Question

Repeat Exercise 9 for the points \({{\bf{q}}_{\bf{1}}}\),….\({{\bf{q}}_{\bf{5}}}\) whose barycentric coordinates with respect to S are given by \(\left( {\frac{{\bf{1}}}{{\bf{8}}},\frac{{\bf{1}}}{{\bf{4}}},\frac{{\bf{1}}}{{\bf{8}}},\frac{{\bf{1}}}{{\bf{2}}}} \right)\), \(\left( {\frac{{\bf{3}}}{{\bf{4}}}, - \frac{{\bf{1}}}{{\bf{4}}},{\bf{0}},\frac{{\bf{1}}}{{\bf{2}}}} \right)\),\(\left( {{\bf{0}},\frac{{\bf{3}}}{{\bf{4}}},\frac{{\bf{1}}}{{\bf{4}}},{\bf{0}}} \right)\),\(\left( {{\bf{0}}, - {\bf{2}},{\bf{0}},{\bf{3}}} \right)\), and \(\left( {\frac{{\bf{1}}}{{\bf{3}}},\frac{{\bf{1}}}{{\bf{3}}},\frac{{\bf{1}}}{{\bf{3}}},{\bf{0}}} \right)\), respectively.

Short answer

\({{\bf{q}}_1}\) is inside the tetrahedron \({\rm{conv}}\,S\), \({{\bf{q}}_2}\) is outside \({\rm{conv}}\,S\), \({{\bf{q}}_3}\) is the edge between \({{\bf{v}}_2}\) and \({{\bf{v}}_3}\). \({{\bf{q}}_4}\) is outside the tetrahedron and \({{\bf{q}}_5}\) is on the face with vertices \({{\bf{v}}_1}\), \({{\bf{v}}_2}\), and \({{\bf{v}}_3}\).

Step-by-step solution

Check for the first coordinate

The barycentric coordinateof the point \({{\bf{q}}_1}\) are all positive, so the point \({{\bf{q}}_1}\) is inside the tetrahedron convex S.

Check for the second coordinate

The barycentric coordinate of the point \({{\bf{q}}_2}\)is not positive, so the point \({{\bf{q}}_2}\) is outside the tetrahedron convexS.

Check for the third coordinate

The first and fourth barycentric coordinate of the point \({{\bf{q}}_3}\)is zero, representing the edge between \({{\bf{v}}_2}\) and \({{\bf{v}}_3}\).

Check for the fourth coordinate

The barycentric coordinate of the point \({{\bf{q}}_4}\)is not positive, so the point \({{\bf{q}}_4}\) is outside the tetrahedron convex S.

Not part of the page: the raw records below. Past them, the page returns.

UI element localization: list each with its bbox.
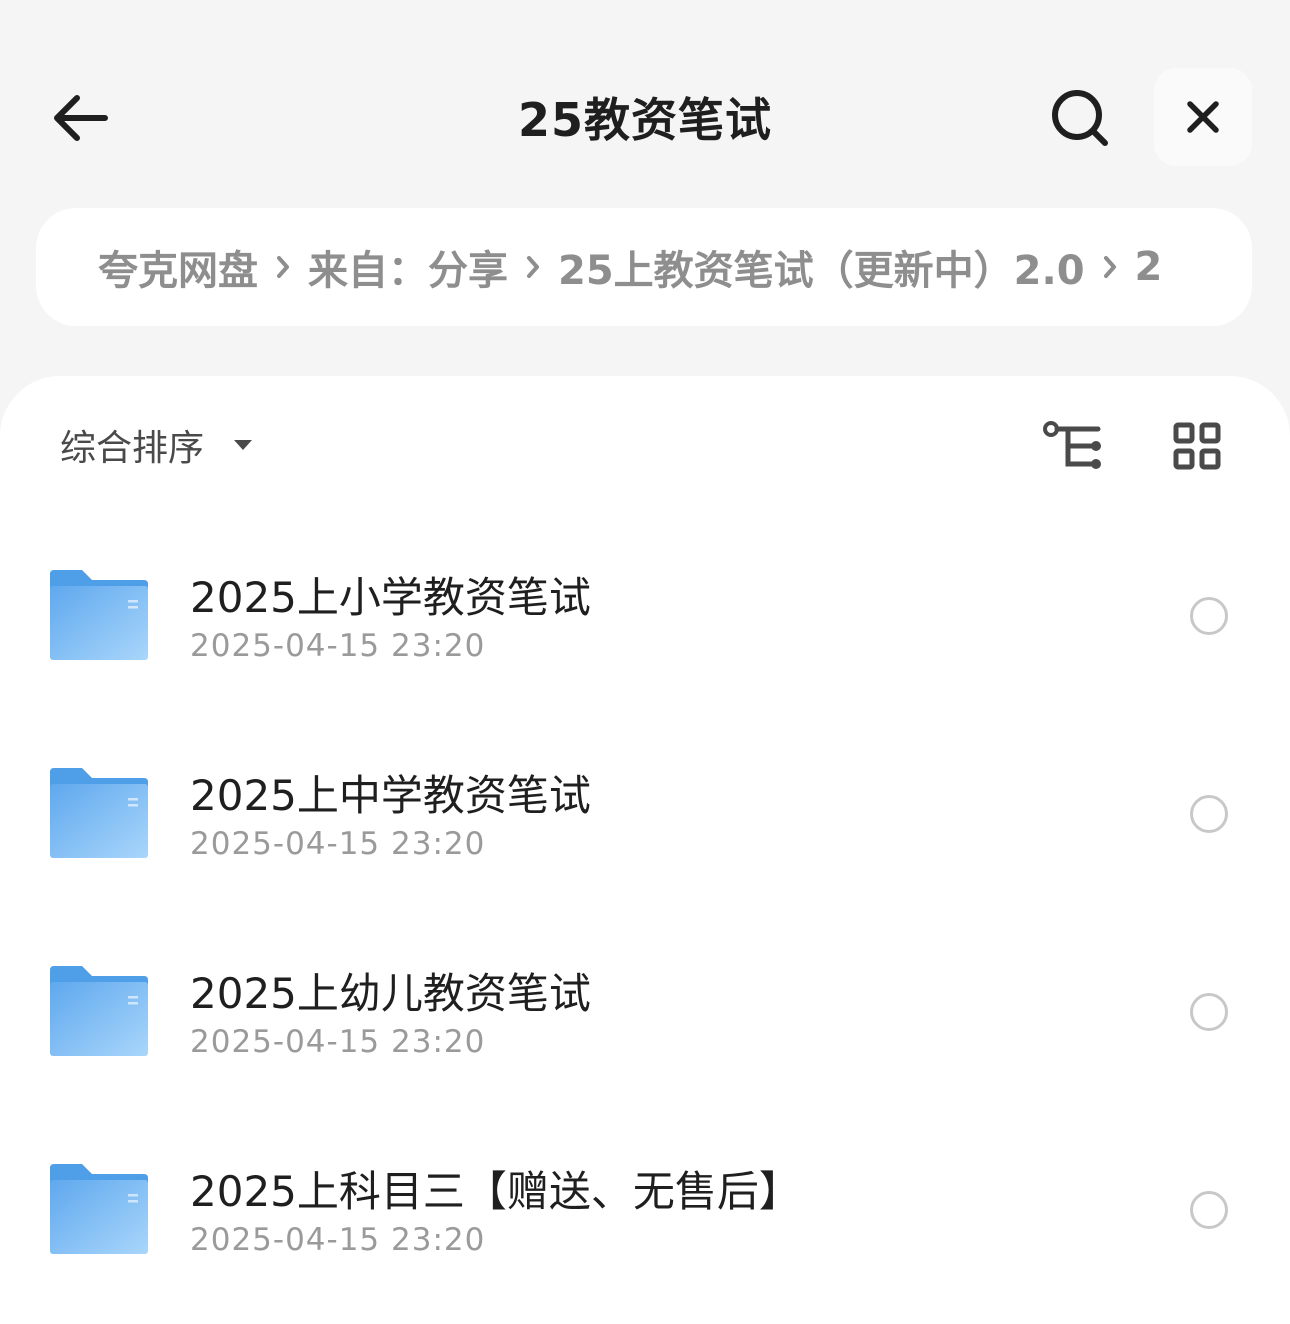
file-date: 2025-04-15 23:20 — [190, 826, 486, 862]
folder-icon — [50, 1164, 148, 1254]
folder-icon — [50, 768, 148, 858]
file-name: 2025上小学教资笔试 — [190, 573, 591, 622]
file-name: 2025上科目三【赠送、无售后】 — [190, 1167, 801, 1216]
tree-view-button[interactable] — [1040, 416, 1106, 476]
folder-icon — [50, 966, 148, 1056]
file-row[interactable]: 2025上小学教资笔试 2025-04-15 23:20 — [0, 540, 1290, 700]
grid-view-icon — [1173, 422, 1221, 470]
sort-label: 综合排序 — [60, 428, 205, 469]
breadcrumb-item-root[interactable]: 夸克网盘 — [98, 238, 258, 296]
select-radio[interactable] — [1190, 795, 1228, 833]
chevron-right-icon — [276, 255, 290, 279]
file-row[interactable]: 2025上幼儿教资笔试 2025-04-15 23:20 — [0, 936, 1290, 1096]
file-date: 2025-04-15 23:20 — [190, 628, 486, 664]
file-name: 2025上幼儿教资笔试 — [190, 969, 591, 1018]
file-row[interactable]: 2025上中学教资笔试 2025-04-15 23:20 — [0, 738, 1290, 898]
select-radio[interactable] — [1190, 597, 1228, 635]
chevron-right-icon — [1103, 255, 1117, 279]
sort-dropdown[interactable]: 综合排序 — [60, 420, 254, 470]
file-date: 2025-04-15 23:20 — [190, 1024, 486, 1060]
app-root: 25教资笔试 夸克网盘 来自：分享 25上教资笔试（更新中）2.0 2 综合排序 — [0, 0, 1290, 1324]
file-list-panel: 综合排序 2025上小学教资笔试 2025-04-15 23:20 2025上中… — [0, 376, 1290, 1324]
breadcrumb-item-current[interactable]: 2 — [1135, 244, 1163, 290]
folder-icon — [50, 570, 148, 660]
caret-down-icon — [232, 438, 254, 452]
breadcrumb-item-share[interactable]: 来自：分享 — [308, 238, 508, 296]
breadcrumb: 夸克网盘 来自：分享 25上教资笔试（更新中）2.0 2 — [36, 208, 1252, 326]
select-radio[interactable] — [1190, 1191, 1228, 1229]
select-radio[interactable] — [1190, 993, 1228, 1031]
close-icon — [1187, 101, 1219, 133]
tree-view-icon — [1043, 421, 1101, 469]
file-date: 2025-04-15 23:20 — [190, 1222, 486, 1258]
search-icon — [1052, 90, 1108, 146]
file-row[interactable]: 2025上科目三【赠送、无售后】 2025-04-15 23:20 — [0, 1134, 1290, 1294]
grid-view-button[interactable] — [1166, 416, 1228, 476]
search-button[interactable] — [1040, 80, 1120, 156]
file-name: 2025上中学教资笔试 — [190, 771, 591, 820]
chevron-right-icon — [526, 255, 540, 279]
close-button[interactable] — [1154, 68, 1252, 166]
breadcrumb-item-folder[interactable]: 25上教资笔试（更新中）2.0 — [558, 238, 1085, 296]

Check for the fifth coordinate

The point \({{\bf{q}}_5}\) is a convex combination of vectors \({{\bf{v}}_1}\), \({{\bf{v}}_2}\), and \({{\bf{v}}_3}\), hence \({{\bf{q}}_5}\) lies on face containing the vertices \({{\bf{v}}_1}\), \({{\bf{v}}_2}\), and \({{\bf{v}}_3}\).